October 31, 2006 (Tuesday)

General comments: Global FTS problems seem to have come back at about 19:00

Average transfer rates:

  • CCIN2P3 48MB/sec
  • SARA 16MB/sec, since 08:30 is down because of network changes
  • CNAF 16MB/sec, very few transfers, lots of gridftp errors
  • GridKa 50MB/sec, stable
  • RAL 11MB/sec, as usual

  • Average rate 140 MB/sec

October 30, 2006 (Monday)

General comments: Global instability in the system.
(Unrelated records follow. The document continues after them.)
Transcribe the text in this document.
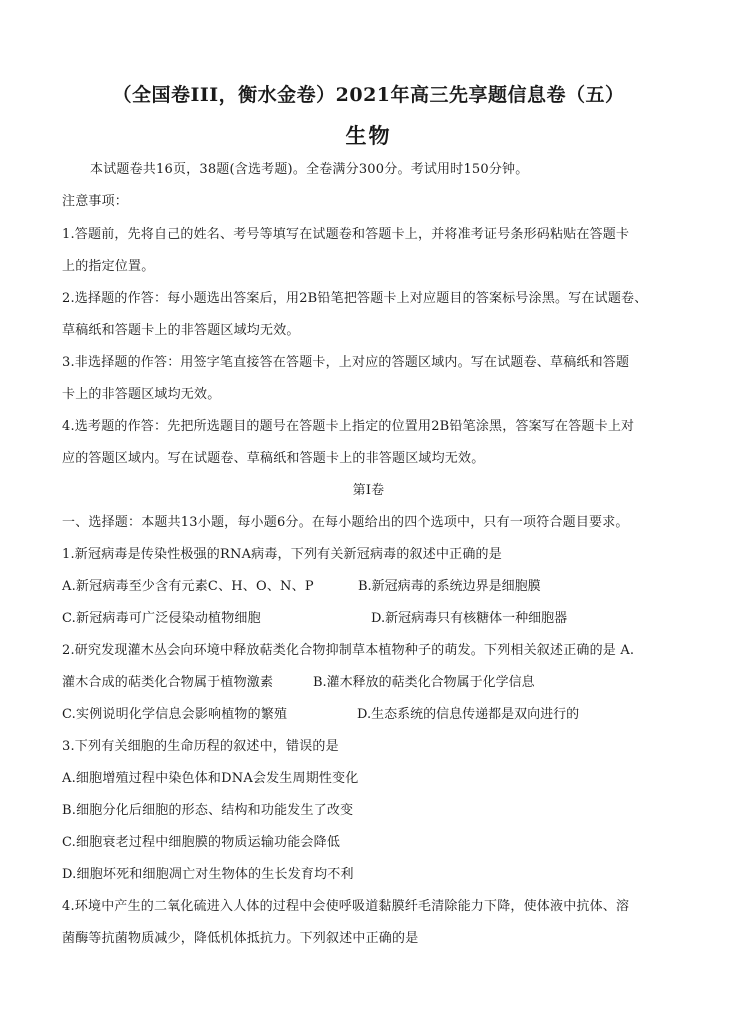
（全国卷III，衡水金卷）2021年高三先享题信息卷（五）
生物
本试题卷共16页，38题(含选考题)。全卷满分300分。考试用时150分钟。
注意事项：
1.答题前，先将自己的姓名、考号等填写在试题卷和答题卡上，并将准考证号条形码粘贴在答题卡
上的指定位置。
2.选择题的作答：每小题选出答案后，用2B铅笔把答题卡上对应题目的答案标号涂黑。写在试题卷、
草稿纸和答题卡上的非答题区域均无效。
3.非选择题的作答：用签字笔直接答在答题卡，上对应的答题区域内。写在试题卷、草稿纸和答题
卡上的非答题区域均无效。
4.选考题的作答：先把所选题目的题号在答题卡上指定的位置用2B铅笔涂黑，答案写在答题卡上对
应的答题区域内。写在试题卷、草稿纸和答题卡上的非答题区域均无效。
第I卷
一、选择题：本题共13小题，每小题6分。在每小题给出的四个选项中，只有一项符合题目要求。
1.新冠病毒是传染性极强的RNA病毒，下列有关新冠病毒的叙述中正确的是
A.新冠病毒至少含有元素C、H、O、N、P	B.新冠病毒的系统边界是细胞膜
C.新冠病毒可广泛侵染动植物细胞	D.新冠病毒只有核糖体一种细胞器
2.研究发现灌木丛会向环境中释放萜类化合物抑制草本植物种子的萌发。下列相关叙述正确的是 A.
灌木合成的萜类化合物属于植物激素	B.灌木释放的萜类化合物属于化学信息
C.实例说明化学信息会影响植物的繁殖	D.生态系统的信息传递都是双向进行的
3.下列有关细胞的生命历程的叙述中，错误的是
A.细胞增殖过程中染色体和DNA会发生周期性变化
B.细胞分化后细胞的形态、结构和功能发生了改变
C.细胞衰老过程中细胞膜的物质运输功能会降低
D.细胞坏死和细胞凋亡对生物体的生长发育均不利
4.环境中产生的二氧化硫进入人体的过程中会使呼吸道黏膜纤毛清除能力下降，使体液中抗体、溶
菌酶等抗菌物质减少，降低机体抵抗力。下列叙述中正确的是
Several major problems affected almost the entire day.

Average transfer rates:

  • CCIN2P3 62MB/sec, no site problems
  • SARA 19MB/sec, affected by SRM problems for 12 hours (06:00 - 17:50)
  • CNAF 8MB/sec, 45% efficiency, very few transfers, several different gridftp errors
  • GridKa 30MB/sec, 50% efficiency
  • RAL 7MB/sec

  • Average rate 126 MB/sec

Global problems for today:

  • yesterday's problems with the central FTS services persisted until 10:30
  • 12:30 - 17:00 : one of the ALICE services crashed due to overload from many failing transfers. The transfer submission system was changed to back-off in case there are too many faults with a cetain transfer channel or to all channels (general FTS failure).
  • 21:20 - 22:00 : networking problems, monitoring data missing for the period

October 29, 2006 (Sunday)

General comments: Stable transfer rates up to 17:30 hours. At 17:30 all rates drop to few MB/sec (CERN FTS failure?). Patrially recovered to CCIN2P3 at 19:30, all other channels below 20MB/sec, many transfer failures.

Average transfer rates:

  • CCIN2P3 100 MB/sec, stable
  • SARA 60 MB/sec, down to 15 MB/sec after 17:30
  • CNAF 17 MB/sec, down t0 7 MB/sec after 17:30
  • GridKa 27 MB/sec, unstable rate, down to 12 MB/sec after 17:30
  • RAL 9 MB/Sec, stable, but low.

  • Average rate 210 MB/sec

Predominant error conditions:

  • GridKA The FTS transfer transferid failed ( Transfer failed. ERROR the server sent an error response: 553 553 No such file or directory.)
  • RAL The FTS transfer transferid failed ( Transfer failed. ERROR the server sent an error response: 425 425 Cannot open port: java.lang.Exception: Pool request timed out
  • CNAF The FTS transfer transferid failed ( Operation was aborted (the gridFTP transfer timed out).)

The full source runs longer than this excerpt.